If too many people opt out of taking the vaccine, we will not be able to grow the herd immunity that we need to effectively slow the spread, keep vulnerable populations safe and return to a semblance of “normal” life. While many argue that where there is risk, there should also be a choice; however, emotionally manipulating people into fearing vaccination is in essence a form of domestic terrorism. Not only are you putting people at risk of getting seriously ill, you are endangering the communities around them. One comment or theory on the Internet can spread to millions of people, creating widespread damage even if the majority push the fake news aside.

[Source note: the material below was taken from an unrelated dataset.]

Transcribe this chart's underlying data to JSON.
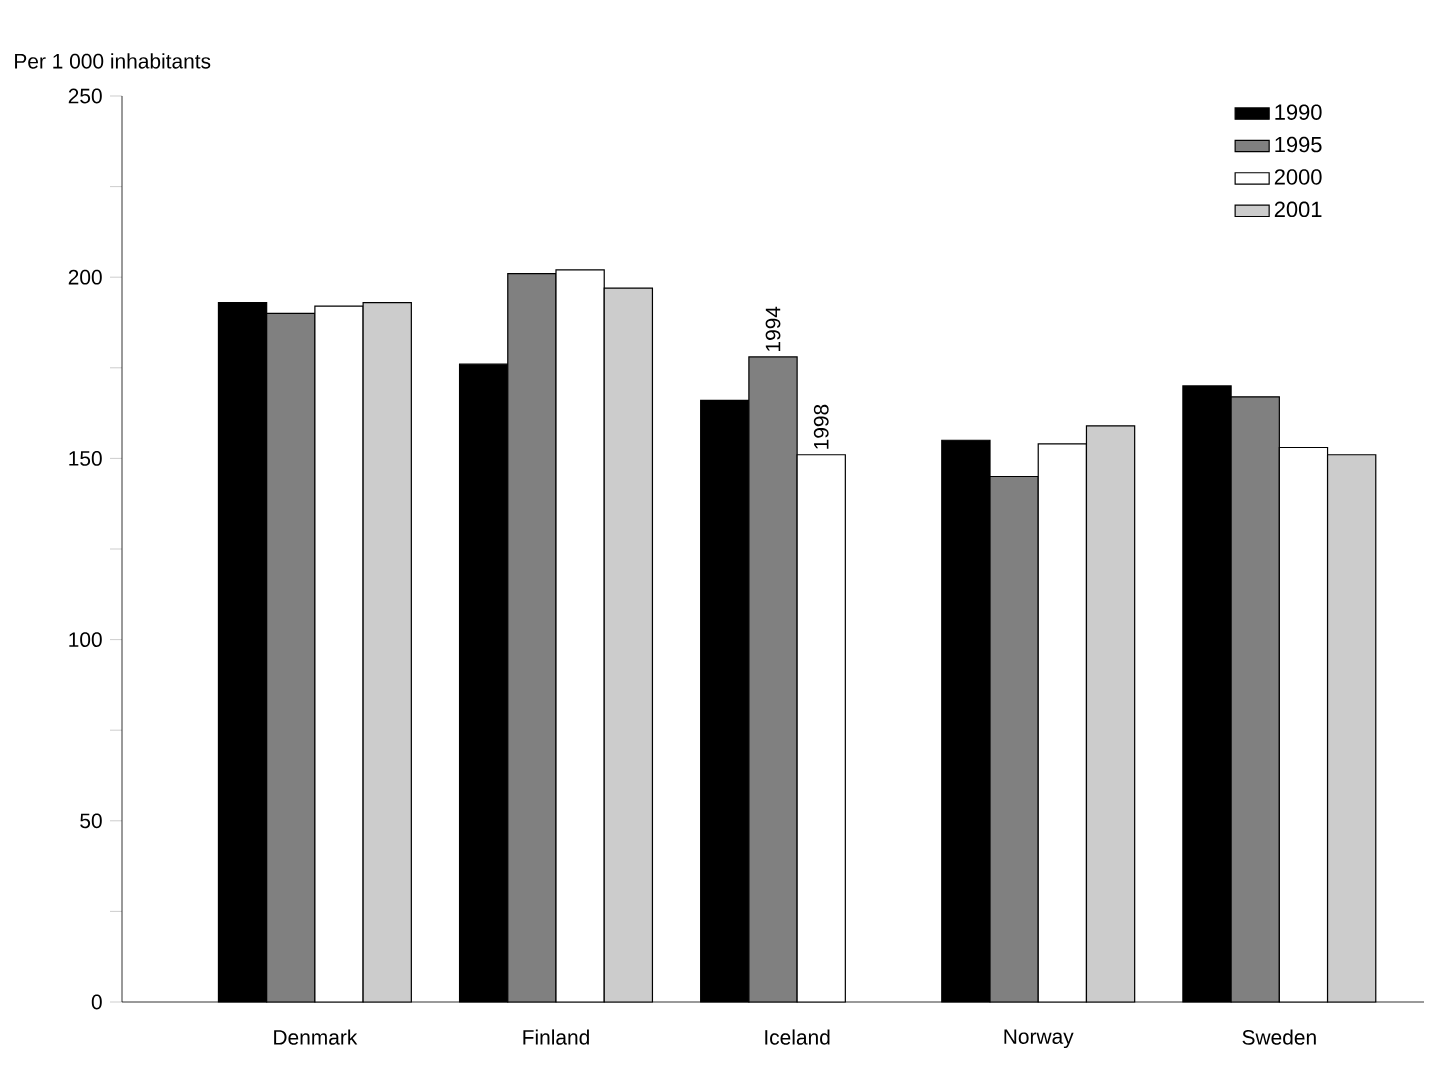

What can we do to combat fake news about vaccination and COVID-19 in general? To combat specific threats, WHO urges people to report misinformation they see online, providing links to do so for many social media platforms. On a more preventative front, psychological research suggests that information is most effectively debunked before a person has been exposed to it. This process is known as “prebunking” and is in essence a misinformation vaccine, teaching people false information and why it is false before a person can try to convince them otherwise. Pamphlets, articles and other sources of scholarly information should be provided so people can learn about vaccination in a manner that is based in facts and not fear.